The consequences of Russia's actions "will be dire - across Ukraine, across Europe, and across the globe," U.S. Ambassador to the United Nations, Linda Thomas-Greenfield, told the emergency meeting of the 15-member council.
Tensions between Moscow and Western capitals are high following weeks of United States accusations that Russia has deployed up to 150,000 troops near Ukraine's borders for an invasion. Russia has denied it wants to invade Ukraine and accuses the West of hysteria.
Russian President Vladimir Putin on Monday officially recognised the two breakaway regions - the self-proclaimed Donetsk People's Republic and the Lugansk People's Republic - as independent statelets, defying Western warnings that such a step would be illegal and wreck peace negotiations.
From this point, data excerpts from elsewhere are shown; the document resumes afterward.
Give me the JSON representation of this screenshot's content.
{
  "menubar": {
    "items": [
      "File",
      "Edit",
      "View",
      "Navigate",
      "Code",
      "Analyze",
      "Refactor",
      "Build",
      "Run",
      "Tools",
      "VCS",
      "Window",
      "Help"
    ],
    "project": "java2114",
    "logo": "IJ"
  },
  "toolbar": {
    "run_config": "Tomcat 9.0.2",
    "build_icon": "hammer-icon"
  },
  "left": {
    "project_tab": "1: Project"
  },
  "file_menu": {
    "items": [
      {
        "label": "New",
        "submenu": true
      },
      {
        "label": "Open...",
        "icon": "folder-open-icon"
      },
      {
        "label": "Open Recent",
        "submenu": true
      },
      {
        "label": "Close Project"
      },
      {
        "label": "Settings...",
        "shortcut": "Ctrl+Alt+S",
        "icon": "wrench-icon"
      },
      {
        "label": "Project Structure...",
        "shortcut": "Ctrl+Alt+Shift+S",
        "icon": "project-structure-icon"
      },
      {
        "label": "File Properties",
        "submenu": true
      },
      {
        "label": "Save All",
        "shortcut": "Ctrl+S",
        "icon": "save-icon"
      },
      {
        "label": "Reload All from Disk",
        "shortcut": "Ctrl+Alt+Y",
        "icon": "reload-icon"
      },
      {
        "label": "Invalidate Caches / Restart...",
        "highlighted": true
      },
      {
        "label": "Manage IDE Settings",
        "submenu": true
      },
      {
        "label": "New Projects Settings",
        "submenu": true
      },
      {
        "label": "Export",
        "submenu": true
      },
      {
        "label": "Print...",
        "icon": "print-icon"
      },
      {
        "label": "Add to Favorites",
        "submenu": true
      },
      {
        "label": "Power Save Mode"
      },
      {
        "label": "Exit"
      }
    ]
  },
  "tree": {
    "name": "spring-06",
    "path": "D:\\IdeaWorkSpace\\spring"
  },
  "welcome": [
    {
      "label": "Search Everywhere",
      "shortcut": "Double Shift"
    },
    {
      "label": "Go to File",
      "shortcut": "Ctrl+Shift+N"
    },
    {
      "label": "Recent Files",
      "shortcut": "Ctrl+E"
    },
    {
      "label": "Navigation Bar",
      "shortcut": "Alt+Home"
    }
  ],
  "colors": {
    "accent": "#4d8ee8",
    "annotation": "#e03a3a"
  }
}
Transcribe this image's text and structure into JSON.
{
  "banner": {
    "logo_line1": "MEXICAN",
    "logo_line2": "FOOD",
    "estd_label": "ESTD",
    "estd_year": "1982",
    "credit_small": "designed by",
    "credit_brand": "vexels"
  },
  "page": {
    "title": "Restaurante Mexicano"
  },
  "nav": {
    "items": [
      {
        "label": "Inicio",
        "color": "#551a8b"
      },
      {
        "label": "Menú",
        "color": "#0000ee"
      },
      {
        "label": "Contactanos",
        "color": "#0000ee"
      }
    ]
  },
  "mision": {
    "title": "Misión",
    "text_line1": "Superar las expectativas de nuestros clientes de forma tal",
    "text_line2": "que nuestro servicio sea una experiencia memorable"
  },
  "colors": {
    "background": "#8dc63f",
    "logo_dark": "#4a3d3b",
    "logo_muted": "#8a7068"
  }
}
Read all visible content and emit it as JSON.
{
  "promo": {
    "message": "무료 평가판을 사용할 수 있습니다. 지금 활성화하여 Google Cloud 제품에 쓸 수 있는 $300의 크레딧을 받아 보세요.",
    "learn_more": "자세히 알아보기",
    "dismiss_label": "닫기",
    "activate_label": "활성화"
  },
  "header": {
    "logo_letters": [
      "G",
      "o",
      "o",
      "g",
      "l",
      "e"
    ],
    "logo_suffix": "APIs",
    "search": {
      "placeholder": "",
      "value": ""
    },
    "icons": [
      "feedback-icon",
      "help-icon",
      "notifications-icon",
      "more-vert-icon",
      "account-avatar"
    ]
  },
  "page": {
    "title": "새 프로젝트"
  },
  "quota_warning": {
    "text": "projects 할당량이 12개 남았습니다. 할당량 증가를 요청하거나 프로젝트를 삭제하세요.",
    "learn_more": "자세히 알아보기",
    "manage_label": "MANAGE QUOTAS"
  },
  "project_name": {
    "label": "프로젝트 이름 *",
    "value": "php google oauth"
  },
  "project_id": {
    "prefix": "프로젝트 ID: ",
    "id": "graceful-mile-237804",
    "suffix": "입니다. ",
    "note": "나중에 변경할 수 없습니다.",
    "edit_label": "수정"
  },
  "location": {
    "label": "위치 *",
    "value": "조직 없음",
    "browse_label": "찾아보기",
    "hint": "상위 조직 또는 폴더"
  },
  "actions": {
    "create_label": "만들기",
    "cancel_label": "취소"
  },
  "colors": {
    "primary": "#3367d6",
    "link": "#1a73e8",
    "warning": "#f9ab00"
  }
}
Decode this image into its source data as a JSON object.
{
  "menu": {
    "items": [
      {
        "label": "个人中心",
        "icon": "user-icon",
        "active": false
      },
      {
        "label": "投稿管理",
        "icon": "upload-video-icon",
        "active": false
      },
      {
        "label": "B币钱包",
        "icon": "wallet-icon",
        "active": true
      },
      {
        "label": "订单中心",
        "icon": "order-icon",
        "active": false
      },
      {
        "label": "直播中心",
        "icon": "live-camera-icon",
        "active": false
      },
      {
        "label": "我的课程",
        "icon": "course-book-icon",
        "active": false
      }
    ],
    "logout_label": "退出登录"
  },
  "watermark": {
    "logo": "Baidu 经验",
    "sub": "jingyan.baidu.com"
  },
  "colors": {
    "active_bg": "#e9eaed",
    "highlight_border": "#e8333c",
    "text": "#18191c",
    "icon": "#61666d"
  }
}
"President Putin has torn the Minsk Agreement to shreds. We have been clear that we do not believe he will stop at that," said Thomas-Greenfield, referring to the agreements of 2014 and 2015 that aimed to end conflict between the Ukrainian army and Russian-backed separatists in eastern Ukraine.
Ukraine called for the Security Council to meet after Russia's recognition of the two breakaway regions on Monday. Eight council members, including the United States, Britain and France, backed Kyiv's request. It was the third Security Council meeting on Ukraine in as many weeks. The body has met dozens of times to discuss the Ukraine crisis since Russia annexed Ukraine's Crimea region in 2014. It cannot take any action because Russia is a veto-power along with France, Britain, China and the United States.
U.N. Secretary-General Antonio Guterres believes Russia has violated the territorial integrity and sovereignty of Ukraine with its decision to recognise eastern Ukraine as independent entities, a U.N. spokesman said. U.N. political affairs chief Rosemary DiCarlo told the Security Council the United Nations regretted Russia's order to deploy troops into eastern Ukraine on a reported "peacekeeping mission."